Closed johenglisch closed 6 months ago
You can also download the complete repos, using Record.download
, rather than download_dataset
. But getting just the CLDF should work in these cases. (It might fail if there's more than one CLDF dataset in the same repository, which is the case for lexibank/hindukush
- but that's not part of LexiCore, I think)
Well, if downloading the whole bench is more robust, then we might as well do it – reduces the chances of surprises later on.
Yes, it's still "smaller" than cloning the full repos - and we exploit the lexibank convention of naming the Wordlist metadata file cldf-metadata.json
anyway.
If we wanted to be on the safe side - regarding versions - also when lexibank.csv is updated, we could compare size of Zenodo downloads with size of the local directories. The size of the zipfiles is available from the OAI records.
I don't know… Sizes feel a bit unstable. If the sizes are different, we know that we need to re-download, but if the sizes are the same, it might very well be that someone just switched some IDs around or fixed a typo. Chances are slim but if it does happen finding out why people get different output on different computers might turn into a wild goose chase…
Yes, a global "reload all" switch might be the better option here.
I guess one could look for a different piece of information (inside .zenodo.json
for instance) and compare that to the record. But I don't know if that's actually worth the effort – people don't tend to re-download the data all that often…
And even if they do, it's not GBs of data ...
Btw, is there anything left to do for this PR or can it be merged?

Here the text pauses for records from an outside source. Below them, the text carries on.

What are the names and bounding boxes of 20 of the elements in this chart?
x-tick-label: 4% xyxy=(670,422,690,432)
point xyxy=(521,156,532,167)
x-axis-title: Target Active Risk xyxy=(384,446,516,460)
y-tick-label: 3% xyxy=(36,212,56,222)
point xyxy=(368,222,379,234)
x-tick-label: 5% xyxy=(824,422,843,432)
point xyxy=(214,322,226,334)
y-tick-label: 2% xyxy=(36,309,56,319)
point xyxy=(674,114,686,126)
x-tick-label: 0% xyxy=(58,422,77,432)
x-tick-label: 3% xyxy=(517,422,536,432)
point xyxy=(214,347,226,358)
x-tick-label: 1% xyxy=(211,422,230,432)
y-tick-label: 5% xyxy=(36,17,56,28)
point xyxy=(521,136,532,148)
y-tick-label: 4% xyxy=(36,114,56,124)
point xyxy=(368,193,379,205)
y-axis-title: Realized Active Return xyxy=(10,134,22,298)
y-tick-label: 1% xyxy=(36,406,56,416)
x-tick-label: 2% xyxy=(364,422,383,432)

I think it's good to be merged, but was a bit hesitant because the "cloned repositories" method might be easier when we are still in a phase where things may need corrections here and there?
I liked the cloned repositories in our normal run, also for developmental reasons. However, we have 100 datasets for testing now, any future addition would also have to be checked and can be done with our workflow, so for the workflow of playing with the data, I do not see a problem so far. What might be good is to run the workflow once for all data with plots, to see if this works well?
It would be good to decide ideally early next week if we make this PR a part of the new version or now. I'd opt for releasing the current version as version 0.1 first (I added the .zenodo.json already), and later take this as an updated version.
Sounds like a good plan
I don't find the repo on zenodo, although it is online. Do we have to wait here now?
? which repos?
lexibank-analysed
I wanted to make the 0.1 release after having made this one public.
ah, ok. will wire it up.
If you can make the release, would be perfect. I'd then insert the link in teh paper and finalize the paper on Monday (figures are already done, but not yet inserted, references as well).
https://github.com/lexibank/lexibank-analysed/releases/tag/v0.2
v0.2 - because v0.1 had invalid .zenodo.json :)
Sorry, I was so sure that this .zenodo.json was right this time :(
We should merge this PR now, so we can proceed!
@LinguList This was never merged, and now there seem to be some conflicts. If we still want to update this, I could write the changes here into a more recent version of the cldfbench script.
We should merge first via cmd line, I'd try to do so later. It is but one file.
Danke!!!
Note:
cldfzenodo
seems to only download the cldf data itself, not the entire bench.cldfbench cldfmake
seems to work just fine, but I don't know if this could break any other commands.